An efficient method for measuring in vivo 13C NMR spectra of
tumors has been developed and employed to monitor
glucose metabolism in radiation-induced
fibrosarcomas (RIF-1) subcutaneously implanted in C3H/HeN mice. [1-13C]
Glucose was injected directly into the
tumors at a dose of 1 g/kg body wt. Spectra were obtained with a Bruker AM 360-WB spectrometer (8.4 T/8.9 cm bore) employing a homebuilt probe equipped with a four-turn solenoidal coil (1.5 cm outer diameter) for detection of 13C signals and a Helmholtz coil (two 3-cm turns separated by a 3-cm gap, oriented orthogonally to the 13C coil) for 1H decoupling. In addition to the natural abundance 13C resonances of the
tumors, signals were detected from the alpha- and beta-anomers of labeled
glucose. Within 15 min following injection of labeled
glucose [3-13C]
lactate and [3-13C]
alanine were detected.
Lactate labeling approached steady state levels within about 50 min after
glucose injection: in contrast,
alanine labeling increased continuously over the duration of the experiment (70 min). Sixty minutes after
glucose injection, the ratio of the intensity of [3-13C]
lactate to the principal
lipid methylene resonance (30 ppm from external
tetramethylsilane), which served as an internal intensity reference, was correlated with
tumor size, whereas the corresponding ratio of the [3-13C]

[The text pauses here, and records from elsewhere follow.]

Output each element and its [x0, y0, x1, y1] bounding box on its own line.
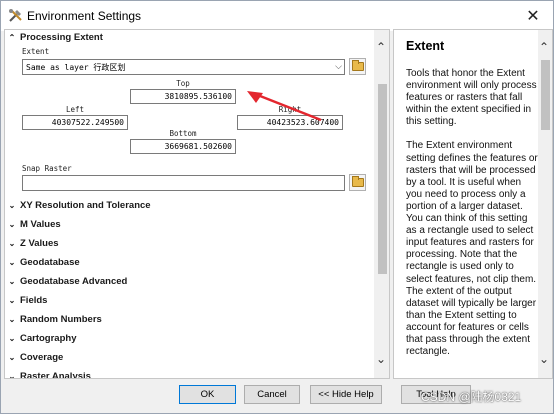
left-label: Left: [65, 105, 85, 114]
cancel-button[interactable]: Cancel: [244, 385, 300, 404]
watermark: CSDN @陆杨0321: [421, 390, 522, 404]
section-fields[interactable]: ⌄ Fields: [8, 295, 48, 306]
expand-chevron-icon: ⌄: [8, 315, 16, 324]
section-random-numbers[interactable]: ⌄ Random Numbers: [8, 314, 102, 325]
section-processing-extent[interactable]: ⌃ Processing Extent: [8, 32, 103, 43]
environment-settings-dialog: Environment Settings ✕ ⌃ Processing Exte…: [0, 0, 554, 414]
expand-chevron-icon: ⌄: [8, 277, 16, 286]
help-paragraph: Tools that honor the Extent environment …: [406, 68, 537, 128]
section-cartography[interactable]: ⌄ Cartography: [8, 333, 77, 344]
snap-raster-input[interactable]: [22, 175, 345, 191]
section-xy-resolution[interactable]: ⌄ XY Resolution and Tolerance: [8, 200, 151, 211]
settings-panel: ⌃ Processing Extent Extent Same as layer…: [4, 29, 390, 379]
bottom-input[interactable]: 3669681.502600: [130, 139, 236, 154]
section-raster-analysis[interactable]: ⌄ Raster Analysis: [8, 371, 91, 379]
close-button[interactable]: ✕: [513, 1, 553, 31]
expand-chevron-icon: ⌄: [8, 220, 16, 229]
section-z-values[interactable]: ⌄ Z Values: [8, 238, 59, 249]
right-input[interactable]: 40423523.607400: [237, 115, 343, 130]
scrollbar-thumb[interactable]: [541, 60, 550, 130]
section-coverage[interactable]: ⌄ Coverage: [8, 352, 64, 363]
expand-chevron-icon: ⌄: [8, 296, 16, 305]
extent-value: Same as layer 行政区划: [26, 63, 126, 72]
left-input[interactable]: 40307522.249500: [22, 115, 128, 130]
snap-raster-browse-button[interactable]: [349, 174, 366, 191]
extent-label: Extent: [22, 47, 50, 56]
folder-open-icon: [352, 60, 364, 71]
expand-chevron-icon: ⌄: [8, 201, 16, 210]
snap-raster-label: Snap Raster: [22, 164, 72, 173]
expand-chevron-icon: ⌄: [8, 258, 16, 267]
ok-button[interactable]: OK: [179, 385, 236, 404]
expand-chevron-icon: ⌄: [8, 334, 16, 343]
collapse-chevron-icon: ⌃: [8, 33, 16, 42]
help-panel: Extent Tools that honor the Extent envir…: [393, 29, 553, 379]
section-m-values[interactable]: ⌄ M Values: [8, 219, 61, 230]
section-geodatabase[interactable]: ⌄ Geodatabase: [8, 257, 80, 268]
extent-browse-button[interactable]: [349, 58, 366, 75]
expand-chevron-icon: ⌄: [8, 372, 16, 379]
folder-open-icon: [352, 176, 364, 187]
help-body: Tools that honor the Extent environment …: [406, 68, 538, 370]
scroll-up-icon[interactable]: ⌃: [376, 40, 386, 54]
section-title: Processing Extent: [20, 32, 103, 43]
window-title: Environment Settings: [27, 9, 142, 23]
expand-chevron-icon: ⌄: [8, 239, 16, 248]
chevron-down-icon: ⌵: [335, 61, 342, 71]
help-paragraph: The Extent environment setting defines t…: [406, 140, 538, 358]
close-icon: ✕: [526, 8, 540, 25]
top-input[interactable]: 3810895.536100: [130, 89, 236, 104]
help-scrollbar[interactable]: ⌃ ⌄: [538, 30, 552, 378]
right-label: Right: [278, 105, 302, 114]
top-label: Top: [176, 79, 190, 88]
tools-icon: [9, 9, 22, 22]
scroll-down-icon[interactable]: ⌄: [539, 352, 549, 366]
expand-chevron-icon: ⌄: [8, 353, 16, 362]
section-geodatabase-advanced[interactable]: ⌄ Geodatabase Advanced: [8, 276, 128, 287]
help-title: Extent: [406, 39, 445, 53]
extent-combobox[interactable]: Same as layer 行政区划 ⌵: [22, 59, 345, 75]
scroll-up-icon[interactable]: ⌃: [539, 40, 549, 54]
scroll-down-icon[interactable]: ⌄: [376, 352, 386, 366]
scrollbar-thumb[interactable]: [378, 84, 387, 274]
settings-scrollbar[interactable]: ⌃ ⌄: [374, 30, 389, 378]
bottom-label: Bottom: [169, 129, 197, 138]
hide-help-button[interactable]: << Hide Help: [310, 385, 382, 404]
title-bar: Environment Settings ✕: [1, 1, 553, 31]
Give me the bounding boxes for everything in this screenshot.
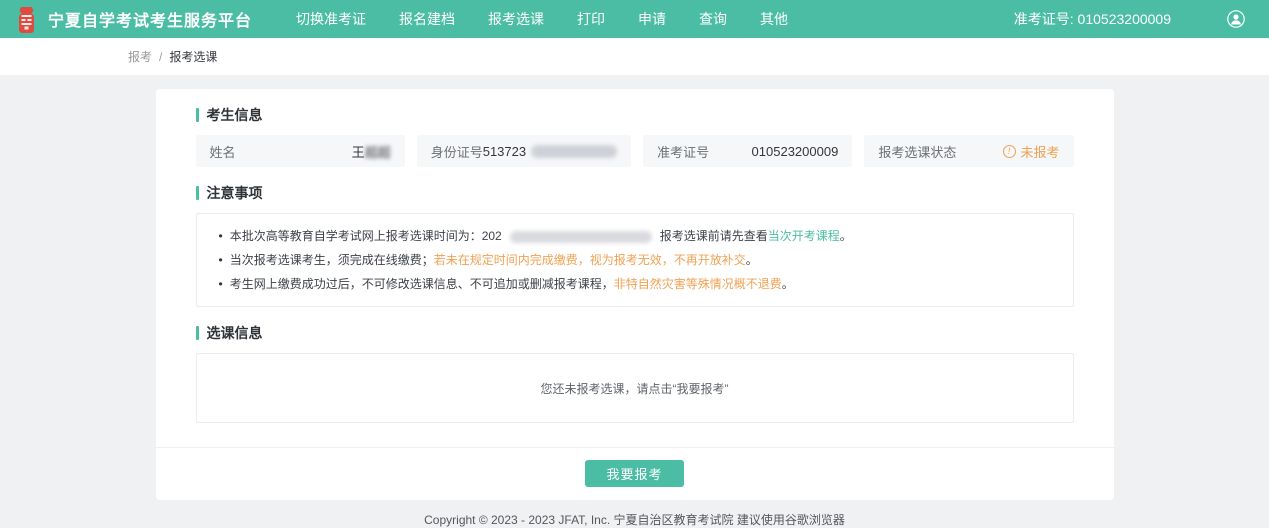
- field-id-number-value: 513723: [483, 144, 617, 159]
- main-content: 考生信息 姓名 王超超 身份证号 513723 准考证号 01052320000…: [0, 75, 1269, 500]
- section-title-notes: 注意事项: [196, 183, 1074, 203]
- nav-item-registration[interactable]: 报名建档: [399, 9, 455, 29]
- open-courses-link[interactable]: 当次开考课程: [768, 229, 840, 243]
- nav-item-other[interactable]: 其他: [760, 9, 788, 29]
- note-item: • 考生网上缴费成功过后，不可修改选课信息、不可追加或删减报考课程，非特自然灾害等…: [219, 272, 1051, 296]
- note-text: 考生网上缴费成功过后，不可修改选课信息、不可追加或删减报考课程，: [230, 277, 614, 291]
- note-item: • 本批次高等教育自学考试网上报考选课时间为：202 报考选课前请先查看当次开考课程…: [219, 224, 1051, 248]
- section-title-candidate-info: 考生信息: [196, 105, 1074, 125]
- breadcrumb-separator: /: [159, 50, 162, 64]
- breadcrumb: 报考 / 报考选课: [0, 38, 1269, 75]
- empty-state-text: 您还未报考选课，请点击“我要报考”: [541, 380, 729, 397]
- candidate-info-row: 姓名 王超超 身份证号 513723 准考证号 010523200009 报考选…: [196, 135, 1074, 167]
- note-text: 。: [840, 229, 852, 243]
- status-badge: 未报考: [1021, 142, 1060, 161]
- field-name: 姓名 王超超: [196, 135, 405, 167]
- redacted-id-block: [531, 145, 617, 158]
- field-name-label: 姓名: [210, 142, 236, 161]
- note-text: 报考选课前请先查看: [660, 229, 768, 243]
- brand: 宁夏自学考试考生服务平台: [15, 6, 252, 33]
- nav-item-course-selection[interactable]: 报考选课: [488, 9, 544, 29]
- warning-icon: [1003, 145, 1016, 158]
- note-item: • 当次报考选课考生，须完成在线缴费；若未在规定时间内完成缴费，视为报考无效，不再…: [219, 248, 1051, 272]
- bullet-icon: •: [219, 277, 223, 291]
- section-title-text: 注意事项: [207, 183, 263, 203]
- note-text: 当次报考选课考生，须完成在线缴费；: [230, 253, 434, 267]
- section-title-course-selection: 选课信息: [196, 323, 1074, 343]
- breadcrumb-parent[interactable]: 报考: [128, 48, 152, 65]
- main-card: 考生信息 姓名 王超超 身份证号 513723 准考证号 01052320000…: [156, 89, 1114, 500]
- course-selection-empty-state: 您还未报考选课，请点击“我要报考”: [196, 353, 1074, 423]
- notes-box: • 本批次高等教育自学考试网上报考选课时间为：202 报考选课前请先查看当次开考课程…: [196, 213, 1074, 307]
- bullet-icon: •: [219, 253, 223, 267]
- ticket-number-label: 准考证号: 010523200009: [1014, 9, 1171, 29]
- nav-item-print[interactable]: 打印: [577, 9, 605, 29]
- field-id-number-value-clear: 513723: [483, 144, 526, 159]
- note-warning-text: 非特自然灾害等殊情况概不退费: [614, 277, 782, 291]
- section-title-text: 考生信息: [207, 105, 263, 125]
- field-name-value-clear: 王: [352, 142, 365, 161]
- note-text: 本批次高等教育自学考试网上报考选课时间为：202: [230, 229, 502, 243]
- redacted-date-block: [510, 231, 652, 243]
- note-text: 。: [782, 277, 794, 291]
- field-ticket-number-label: 准考证号: [657, 142, 709, 161]
- section-title-bar: [196, 186, 199, 200]
- copyright-text: Copyright © 2023 - 2023 JFAT, Inc. 宁夏自治区…: [0, 511, 1269, 528]
- field-selection-status-label: 报考选课状态: [878, 142, 956, 161]
- card-body: 考生信息 姓名 王超超 身份证号 513723 准考证号 01052320000…: [156, 89, 1114, 447]
- field-ticket-number: 准考证号 010523200009: [643, 135, 852, 167]
- field-name-value-redacted: 超超: [365, 142, 391, 161]
- top-nav: 切换准考证 报名建档 报考选课 打印 申请 查询 其他: [296, 9, 788, 29]
- field-selection-status: 报考选课状态 未报考: [864, 135, 1073, 167]
- note-warning-text: 若未在规定时间内完成缴费，视为报考无效，不再开放补交: [434, 253, 746, 267]
- nav-item-query[interactable]: 查询: [699, 9, 727, 29]
- section-title-bar: [196, 326, 199, 340]
- apply-button[interactable]: 我要报考: [585, 460, 683, 487]
- app-header: 宁夏自学考试考生服务平台 切换准考证 报名建档 报考选课 打印 申请 查询 其他…: [0, 0, 1269, 38]
- card-footer: 我要报考: [156, 447, 1114, 500]
- note-text: 。: [746, 253, 758, 267]
- nav-item-switch-ticket[interactable]: 切换准考证: [296, 9, 366, 29]
- breadcrumb-current: 报考选课: [169, 48, 217, 65]
- nav-item-apply[interactable]: 申请: [638, 9, 666, 29]
- app-title: 宁夏自学考试考生服务平台: [48, 7, 252, 31]
- field-ticket-number-value: 010523200009: [752, 144, 839, 159]
- section-title-bar: [196, 108, 199, 122]
- section-title-text: 选课信息: [207, 323, 263, 343]
- bullet-icon: •: [219, 229, 223, 243]
- field-selection-status-value: 未报考: [1003, 142, 1060, 161]
- app-logo-icon: [15, 6, 38, 33]
- field-id-number: 身份证号 513723: [417, 135, 631, 167]
- field-id-number-label: 身份证号: [431, 142, 483, 161]
- user-account-icon[interactable]: [1227, 10, 1245, 28]
- field-name-value: 王超超: [352, 142, 391, 161]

alanine resonance was not. Labeling of
glutamate was below the level of detection in the in vivo spectra; however, labeling of C4-glutamate at a level approximately 50-fold lower than the level of [3-13C]
lactate was detected in
perchloric acid extracts. Incorporation of 13C label into C2- and C3-glutamate and C2-lactate was also observed.